HERABSTUFUNG AUF RAMSCHNIVEAU DROHT


Die Ratingagentur Moody's drohte vor wenigen Tagen mit einer Herabstufung der Kreditwürdigkeit auf Ramschniveau. Die Experten setzten das "Baa3"-Rating auf die Beobachtungsliste für eine mögliche Herabsetzung. Die aktuelle Note ist gerade noch im sogenannten Investmentbereich - eine Stufe tiefer fängt der Ramschbereich an.

Die Untersuchungen der BaFin, ob Wirecard über die beiden Börsen-Pflichtmitteilungen hinaus möglicherweise irreführend kommuniziert und Marktmanipulation begangen hat, laufen weiter, wie eine Sprecherin der Bonner Behörde sagte. KPMG prüft die Bilanzen nach wie vor, zudem sind die Wirtschaftsprüfer von EY noch mit dem Jahresabschluss 2019 zugange. Diese Vorlage der finalen Geschäftszahlen wurde mehrfach verschoben und zuletzt von Wirecard auf den 18. Juni terminiert. Die Hauptversammlung des Konzerns soll nicht wie ursprünglich geplant Anfang Juli sondern erst am 26. August stattfinden.

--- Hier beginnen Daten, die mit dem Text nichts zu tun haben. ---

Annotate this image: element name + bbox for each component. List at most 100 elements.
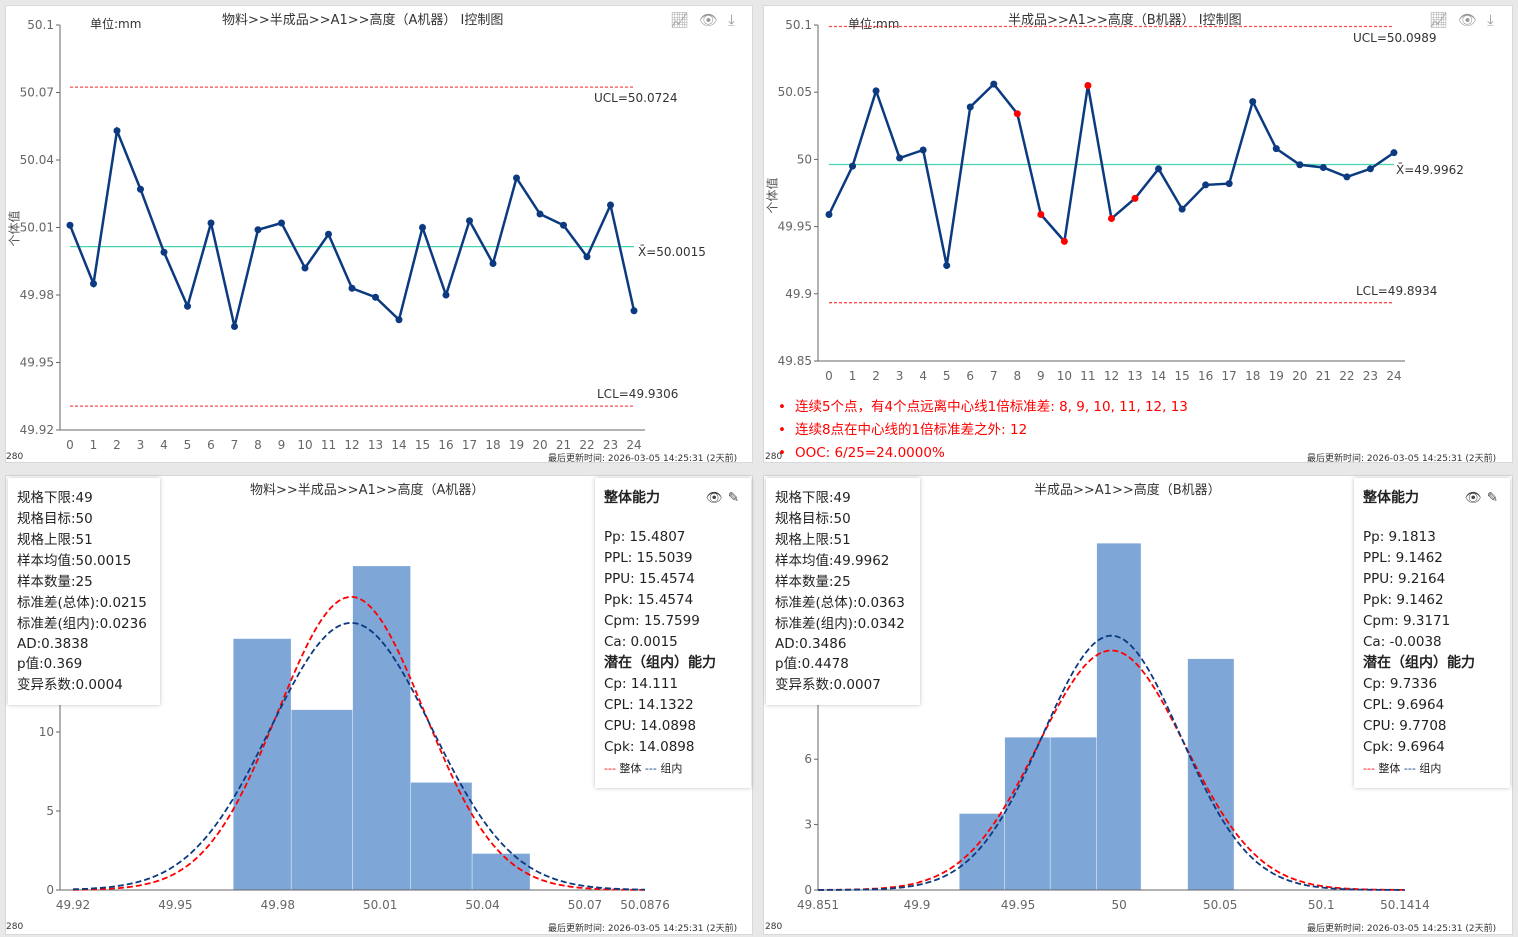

In Sachen Wirecard war die BaFin bislang nur gegen Anleger und Journalisten vorgegangen, die sie im April 2019 wegen Leerverkaufs-Attacken bei der Staatsanwaltschaft München I anzeigte. Die Ermittlungen der Behörde gegen diese Personen dauerten an, sagte die Sprecherin der Staatsanwaltsschaft. Daneben prüfe die Staatsanwaltschaft verschiedene Anzeigen, in denen Wirecard-Kritiker dem Unternehmen unter anderem Geldwäsche vorwerfen.

Nach einer Achterbahnfahrt der Wirecard-Aktie hatte die BaFin im Februar 2019 für zwei Monate Leerverkäufe der Wirecard-Aktie verboten und damit erstmals Wetten auf einen fallenden Kurs einer bestimmten Aktie untersagt. Wegen dieses ungewöhnlichen Schritts sah sich die Behörde massiver Kritik ausgesetzt.